BOGOTA (Reuters) – An expected slowing of Colombia’s economic growth and more gradual rise in inflation suggest a lesser need for interest rate hikes as rates get closer to peaking, central bank board member Roberto Steiner said on Thursday.
The bank’s board has raised the benchmark interest rate by 725 basis points since September, taking it to 9%, the highest since February 2009. Policymakers accelerated rate rises in June and July with 150 basis point increases, the steepest in 24 years.
Inflation in the Andean country was 10.21% in the 12 months to July, the highest since 2000.
While the Colombian economy expanded a more-than-expected 12.6% in the second quarter and is set to grow 6.9% this year, analysts and policymakers agree there are signs of slowing expansion.

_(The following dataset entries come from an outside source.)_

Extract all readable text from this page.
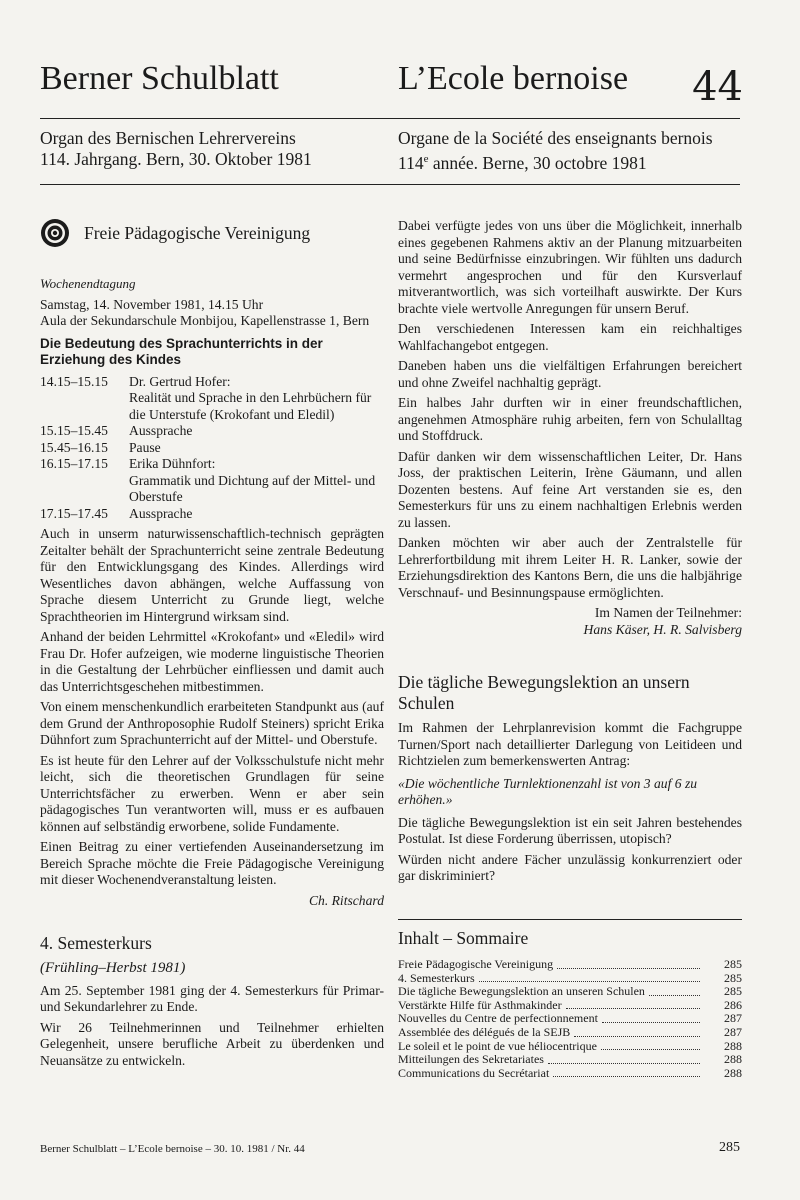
Berner Schulblatt	L’Ecole bernoise 44
Organ des Bernischen Lehrervereins
114. Jahrgang. Bern, 30. Oktober 1981
Organe de la Société des enseignants bernois
114e année. Berne, 30 octobre 1981
Freie Pädagogische Vereinigung
Wochenendtagung
Samstag, 14. November 1981, 14.15 Uhr
Aula der Sekundarschule Monbijou, Kapellenstrasse 1, Bern
Die Bedeutung des Sprachunterrichts in der Erziehung des Kindes
14.15–15.15	Dr. Gertrud Hofer:
Realität und Sprache in den Lehrbüchern für die Unterstufe (Krokofant und Eledil)
15.15–15.45	Aussprache
15.45–16.15	Pause
16.15–17.15	Erika Dühnfort:
Grammatik und Dichtung auf der Mittel- und Oberstufe
17.15–17.45	Aussprache

Auch in unserm naturwissenschaftlich-technisch geprägten Zeitalter behält der Sprachunterricht seine zentrale Bedeutung für den Entwicklungsgang des Kindes. Allerdings wird Wesentliches davon abhängen, welche Auffassung von Sprache diesem Unterricht zu Grunde liegt, welche Sprachtheorien im Hintergrund wirksam sind.

Anhand der beiden Lehrmittel «Krokofant» und «Eledil» wird Frau Dr. Hofer aufzeigen, wie moderne linguistische Theorien in die Gestaltung der Lehrbücher einfliessen und damit auch das Unterrichtsgeschehen mitbestimmen.

Von einem menschenkundlich erarbeiteten Standpunkt aus (auf dem Grund der Anthroposophie Rudolf Steiners) spricht Erika Dühnfort zum Sprachunterricht auf der Mittel- und Oberstufe.

Es ist heute für den Lehrer auf der Volksschulstufe nicht mehr leicht, sich die theoretischen Grundlagen für seine Unterrichtsfächer zu erwerben. Wenn er aber sein pädagogisches Tun verantworten will, muss er es aufbauen können auf selbständig erworbene, solide Fundamente.

Einen Beitrag zu einer vertiefenden Auseinandersetzung im Bereich Sprache möchte die Freie Pädagogische Vereinigung mit dieser Wochenendveranstaltung leisten.

Ch. Ritschard
4. Semesterkurs
(Frühling–Herbst 1981)

Am 25. September 1981 ging der 4. Semesterkurs für Primar- und Sekundarlehrer zu Ende.

Wir 26 Teilnehmerinnen und Teilnehmer erhielten Gelegenheit, unsere berufliche Arbeit zu überdenken und Neuansätze zu entwickeln.

Dabei verfügte jedes von uns über die Möglichkeit, innerhalb eines gegebenen Rahmens aktiv an der Planung mitzuarbeiten und seine Bedürfnisse einzubringen. Wir fühlten uns dadurch vermehrt angesprochen und für den Kursverlauf mitverantwortlich, was sich vorteilhaft auswirkte. Der Kurs brachte viele wertvolle Anregungen für unsern Beruf.

Den verschiedenen Interessen kam ein reichhaltiges Wahlfachangebot entgegen.

Daneben haben uns die vielfältigen Erfahrungen bereichert und ohne Zweifel nachhaltig geprägt.

Ein halbes Jahr durften wir in einer freundschaftlichen, angenehmen Atmosphäre ruhig arbeiten, fern von Schulalltag und Stoffdruck.

Dafür danken wir dem wissenschaftlichen Leiter, Dr. Hans Joss, der praktischen Leiterin, Irène Gäumann, und allen Dozenten bestens. Auf feine Art verstanden sie es, den Semesterkurs für uns zu einem nachhaltigen Erlebnis werden zu lassen.

Danken möchten wir aber auch der Zentralstelle für Lehrerfortbildung mit ihrem Leiter H. R. Lanker, sowie der Erziehungsdirektion des Kantons Bern, die uns die halbjährige Verschnauf- und Besinnungspause ermöglichten.

Im Namen der Teilnehmer:
Hans Käser, H. R. Salvisberg
Die tägliche Bewegungslektion an unsern Schulen

Im Rahmen der Lehrplanrevision kommt die Fachgruppe Turnen/Sport nach detaillierter Darlegung von Leitideen und Richtzielen zum bemerkenswerten Antrag:

«Die wöchentliche Turnlektionenzahl ist von 3 auf 6 zu erhöhen.»

Die tägliche Bewegungslektion ist ein seit Jahren bestehendes Postulat. Ist diese Forderung überrissen, utopisch?

Würden nicht andere Fächer unzulässig konkurrenziert oder gar diskriminiert?

Inhalt – Sommaire
Freie Pädagogische Vereinigung	285
4. Semesterkurs	285
Die tägliche Bewegungslektion an unseren Schulen	285
Verstärkte Hilfe für Asthmakinder	286
Nouvelles du Centre de perfectionnement	287
Assemblée des délégués de la SEJB	287
Le soleil et le point de vue héliocentrique	288
Mitteilungen des Sekretariates	288
Communications du Secrétariat	288
Berner Schulblatt – L’Ecole bernoise – 30. 10. 1981 / Nr. 44	285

The bank’s technical team has predicted the economy will grow 1.1% in 2023.
“The deceleration of economic activity is evident and will continue to be so next year, the lesser rhythm of growth in some prices, including the price of food, suggests that the need for an aggressive pull-back of monetary stimulus has lessened,” Steiner said on the sidelines of a banking conference in Cartagena.

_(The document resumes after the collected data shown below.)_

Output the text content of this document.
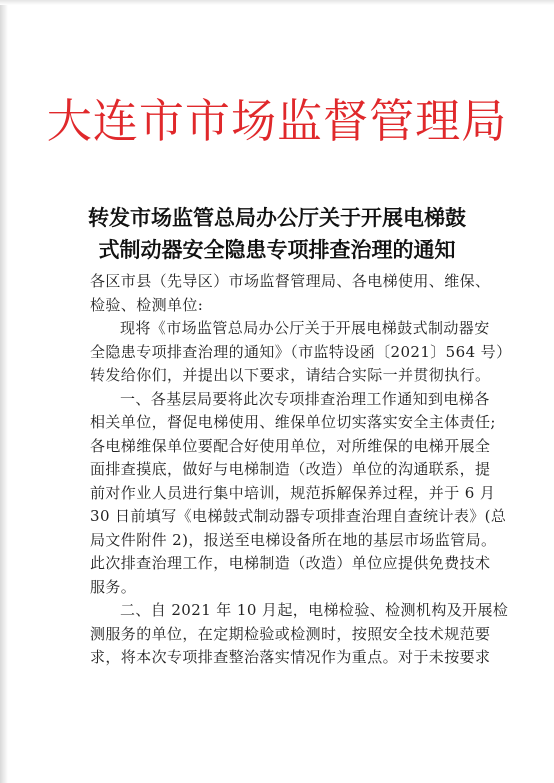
大连市市场监督管理局
转发市场监管总局办公厅关于开展电梯鼓
式制动器安全隐患专项排查治理的通知
各区市县（先导区）市场监督管理局、各电梯使用、维保、
检验、检测单位:
现将《市场监管总局办公厅关于开展电梯鼓式制动器安
全隐患专项排查治理的通知》（市监特设函〔2021〕564 号）
转发给你们，并提出以下要求，请结合实际一并贯彻执行。
一、各基层局要将此次专项排查治理工作通知到电梯各
相关单位，督促电梯使用、维保单位切实落实安全主体责任;
各电梯维保单位要配合好使用单位，对所维保的电梯开展全
面排查摸底，做好与电梯制造（改造）单位的沟通联系，提
前对作业人员进行集中培训，规范拆解保养过程，并于 6 月
30 日前填写《电梯鼓式制动器专项排查治理自查统计表》(总
局文件附件 2)，报送至电梯设备所在地的基层市场监管局。
此次排查治理工作，电梯制造（改造）单位应提供免费技术
服务。
二、自 2021 年 10 月起，电梯检验、检测机构及开展检
测服务的单位，在定期检验或检测时，按照安全技术规范要
求，将本次专项排查整治落实情况作为重点。对于未按要求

“So I think we’re closing in on the limit of what the macroeconomic situation says should be the monetary policy stance,” he said.
His comments are aligned with analysts polled in a central bank survey, who said the board would take rates to 10% before the year ends.
“The interest rate today is less than the rate of inflation, but it is a rate that is significantly higher than expectations for inflation on a reasonable timeline,” Steiner added.
The board will next vote on the rate on Sept. 30.